If the Huntress had been a lioness, the speed of the goddess's strikes surpassed that of a viper. Sweat ran down his body, mixing with the blood of both fresh and reopened wounds as Percy attempted to dodge. A mere graze to the left side of his helmet rent it open to the extent he was forced to abandon it. He rolled right, avoiding a strike that shattered stone. He could not dodge the follow-on buttstroke to his shield and tumbled to the ground.

Percy's skull struck the stone, and it took several heavy blinks to remove the cobwebs and stars. He looked at his arm, the bones shattered under the ruined scutum. His eyes watered and he gasped aloud as he pulled the damaged limb from the shield's bindings.
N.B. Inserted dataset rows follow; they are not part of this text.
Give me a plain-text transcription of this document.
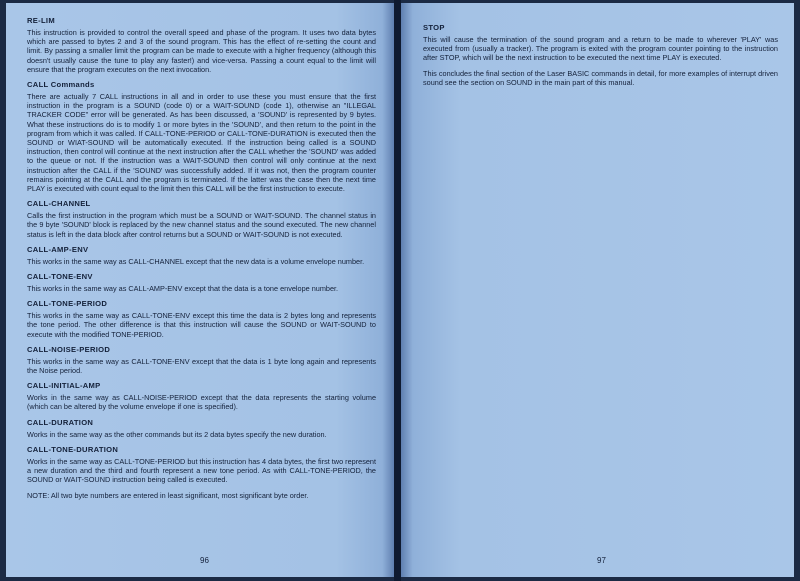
RE-LIM

This instruction is provided to control the overall speed and phase of the program. It uses two data bytes which are passed to bytes 2 and 3 of the sound program. This has the effect of re-setting the count and limit. By passing a smaller limit the program can be made to execute with a higher frequency (although this doesn't usually cause the tune to play any faster!) and vice-versa. Passing a count equal to the limit will ensure that the program executes on the next invocation.

CALL Commands

There are actually 7 CALL instructions in all and in order to use these you must ensure that the first instruction in the program is a SOUND (code 0) or a WAIT-SOUND (code 1), otherwise an "ILLEGAL TRACKER CODE" error will be generated. As has been discussed, a 'SOUND' is represented by 9 bytes. What these instructions do is to modify 1 or more bytes in the 'SOUND', and then return to the point in the program from which it was called. If CALL-TONE-PERIOD or CALL-TONE-DURATION is executed then the SOUND or WIAT-SOUND will be automatically executed. If the instruction being called is a SOUND instruction, then control will continue at the next instruction after the CALL whether the 'SOUND' was added to the queue or not. If the instruction was a WAIT-SOUND then control will only continue at the next instruction after the CALL if the 'SOUND' was successfully added. If it was not, then the program counter remains pointing at the CALL and the program is terminated. If the latter was the case then the next time PLAY is executed with count equal to the limit then this CALL will be the first instruction to execute.

CALL-CHANNEL

Calls the first instruction in the program which must be a SOUND or WAIT-SOUND. The channel status in the 9 byte 'SOUND' block is replaced by the new channel status and the sound executed. The new channel status is left in the data block after control returns but a SOUND or WAIT-SOUND is not executed.

CALL-AMP-ENV

This works in the same way as CALL-CHANNEL except that the new data is a volume envelope number.

CALL-TONE-ENV

This works in the same way as CALL-AMP-ENV except that the data is a tone envelope number.

CALL-TONE-PERIOD

This works in the same way as CALL-TONE-ENV except this time the data is 2 bytes long and represents the tone period. The other difference is that this instruction will cause the SOUND or WAIT-SOUND to execute with the modified TONE-PERIOD.

CALL-NOISE-PERIOD

This works in the same way as CALL-TONE-ENV except that the data is 1 byte long again and represents the Noise period.

CALL-INITIAL-AMP

Works in the same way as CALL-NOISE-PERIOD except that the data represents the starting volume (which can be altered by the volume envelope if one is specified).

CALL-DURATION

Works in the same way as the other commands but its 2 data bytes specify the new duration.

CALL-TONE-DURATION

Works in the same way as CALL-TONE-PERIOD but this instruction has 4 data bytes, the first two represent a new duration and the third and fourth represent a new tone period. As with CALL-TONE-PERIOD, the SOUND or WAIT-SOUND instruction being called is executed.

NOTE: All two byte numbers are entered in least significant, most significant byte order.

96
STOP

This will cause the termination of the sound program and a return to be made to wherever 'PLAY' was executed from (usually a tracker). The program is exited with the program counter pointing to the instruction after STOP, which will be the next instruction to be executed the next time PLAY is executed.

This concludes the final section of the Laser BASIC commands in detail, for more examples of interrupt driven sound see the section on SOUND in the main part of this manual.

97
He hated to put such a noble weapon to such use, but he required the Sword of Vercingetorix as a cane to stand.

"You're plague upon Greece is over." She pulled back the dory and thrust.

Contrary to all logic and everything his mind told him, he spun toward her. Leading with his left side, the worthless flopped as first his back and then right side closed with her. The Gallic sword hissed through the smoke-filled air with every ounce of his remaining strength powering it.

***CCLXXXII***

Malcolm watched his mother's reaction. Fury played across the visible sliver of her face. Near her knee, a three-inch gash in the material of the peplos appeared. Barely an inch of the Roman's sword brushed at the garment. In rage, Athena threw her shield into the man's back and his body traveled ten feet before slamming into the stone. Malcolm nearly felt pity for the man, but he began to limp for the Erechtheion. The bastard had it coming.

***CCLXXXIII***

Percy struggled to even roll over, his body seemingly failing its most basic task – survival. He saw the goddess approaching. His thoughts turned to Tiberius, the first time he felt as a father should, despite having been one for years. To Jason, who still likely carved through the inhabitants of Athens, because despite his unflinching loyalty to Rome and orders, he would regret his actions because he was a good man. To Reyna and all that lay between them. The children he would not know. Finally, to Rome, the city serving as an impetus for nearly all his actions and why he would die in Greece, where he was born.

She stood over him now. "Thus is the will of the gods." She raised the spear high, and her fury only built as the man beneath her merely closed his eyes in resigned acceptance. The sauroter, not the blade aimed at the chest of Publius Ventidius Bassus Perseanus. Then, it began its rapid descent.